If you want the best ideas to flourish, you need to open your mind to different people from people beyond your team, whom you don’t usually talk to — and ask open-ended questions. After presenting your idea, ask: What stands out to you, and what’s missing? What would our critics say? Consider the failure of your idea: What would your premortem reveal? Consider other people outside the room and ask: What would someone on the frontlines say? Finally, put yourself in your competitors’ shoes. What flaws or weaknesses in your idea would they celebrate if you were successful?
- Do you understand the regulatory requirements and rules for raising private money?
- Do you know how much money you should raise and in what form: debt, diluting funds or non-diluting funds, like grants, contracts or some proof of concept awards?
- Have you validated the underlying hypotheses of your business model and demonstrated product-market fit? Do you have traction? What is the evidence? But, is product-market fit really enough?
- Do you have a reimbursement or revenue plan?
- Do you have a plan to create and protect your intellectual property?
- Do you have a regulatory approval or compliance plan?
- Have you created the appropriate corporate entity and corporate governance documents?
- Are you prepared to bootstrap your startup and dedicate the time, effort and capital required to be successful?
- Have you created the necessary fundraising and marketing collateral like a website, executive summary, social media channels to create awareness, engagement and buzz about your company?
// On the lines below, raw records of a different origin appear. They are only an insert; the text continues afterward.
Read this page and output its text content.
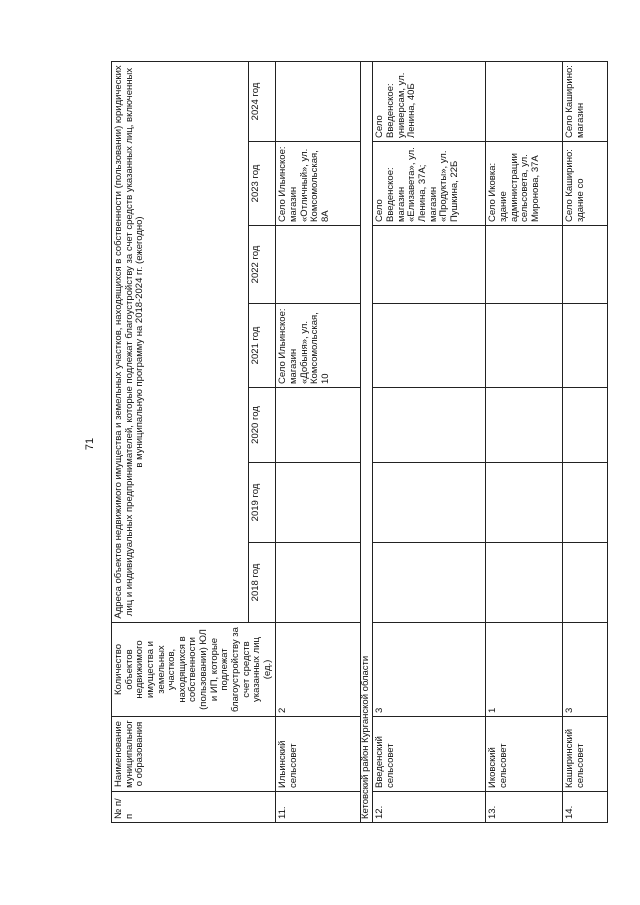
71
№ п/п	Наименование муниципального образования	Количество объектов недвижимого имущества и земельных участков, находящихся в собственности (пользовании) ЮЛ и ИП, которые подлежат благоустройству за счет средств указанных лиц (ед.)	Адреса объектов недвижимого имущества и земельных участков, находящихся в собственности (пользовании) юридических лиц и индивидуальных предпринимателей, которые подлежат благоустройству за счет средств указанных лиц, включенных в муниципальную программу на 2018-2024 гг. (ежегодно)						
			2018 год	2019 год	2020 год	2021 год	2022 год	2023 год	2024 год
11.	Ильинский сельсовет	2				Село Ильинское: магазин «Добыня», ул. Комсомольская, 10		Село Ильинское: магазин «Отличный», ул. Комсомольская, 8А	
Кетовский район Курганской области									
12.	Введенский сельсовет	3						Село Введенское: магазин «Елизавета», ул. Ленина, 37А; магазин «Продукты», ул. Пушкина, 22Б	Село Введенское: универсам, ул. Ленина, 40Б
13.	Иковский сельсовет	1						Село Иковка: здание администрации сельсовета, ул. Миронова, 37А	
14.	Каширинский сельсовет	3						Село Каширино: здание со	Село Каширино: магазин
- Can you answer these three questions: Is the market for the problem you want to solve big enough to make your journey worth it? How many customers want it and are willing and able to pay for it or get someone else to pay for it? Can you win at it give market competitors?
2. Plan/Strategy
After answering these questions, assuming you decide to proceed, you will need a capital raising plan and strategy. A capital raising strategy is essentially a roadmap for how your organization will pursue and obtain the funds it needs to fuel its growth. The capital raising process can take a long time and it’s a serious undertaking. However, while you may stay up late at night searching for new investors, writing pitch decks, and pouring over financial spreadsheets, building your strategy is the simplest part of the entire process. Here are the parts to the plan.
3. Pitch deck
Your pitch deck should tell your story. Who are the villains? Who are the heros? How did they win? There are many resources available to help you craft and polish your short, medium and long pitches, depending on the circumstances and the audience. Here is something to start:
4. Platform
You will need a CRM or tracking platform to keep track of the people who have contacted and how you intend to convert them as leads to investors. Crowdfunding platforms are another resource.
5. People
Do you have the right people on your startup team who can raise money? Are the founders the right people to do it? Do you have robust enough networks and contacts? Do you need a fractional of full-time accountant, controller or chief financial officer?
6. Process
The process should describe how and who will execute your fundraising plan, whether you are starting a company or scaling one. Since what you are doing is selling and marketing your idea and your team, what is your marketing, sales operations and sales enablement process?
7. Performance indicators
Performance indicators help you measure your progress and inform your strategy and execution adjustments moving forward. Here are some fundraising metrics for non-profits.
Raising money from investors is a lot like renovating your kitchen. It will take much longer than you thought it would, the costs in time, money and effort will be much bigger than you assumed and, when you see the final results, you will wish you had done some things differently.
Good luck and be sure to follow the right rainbow.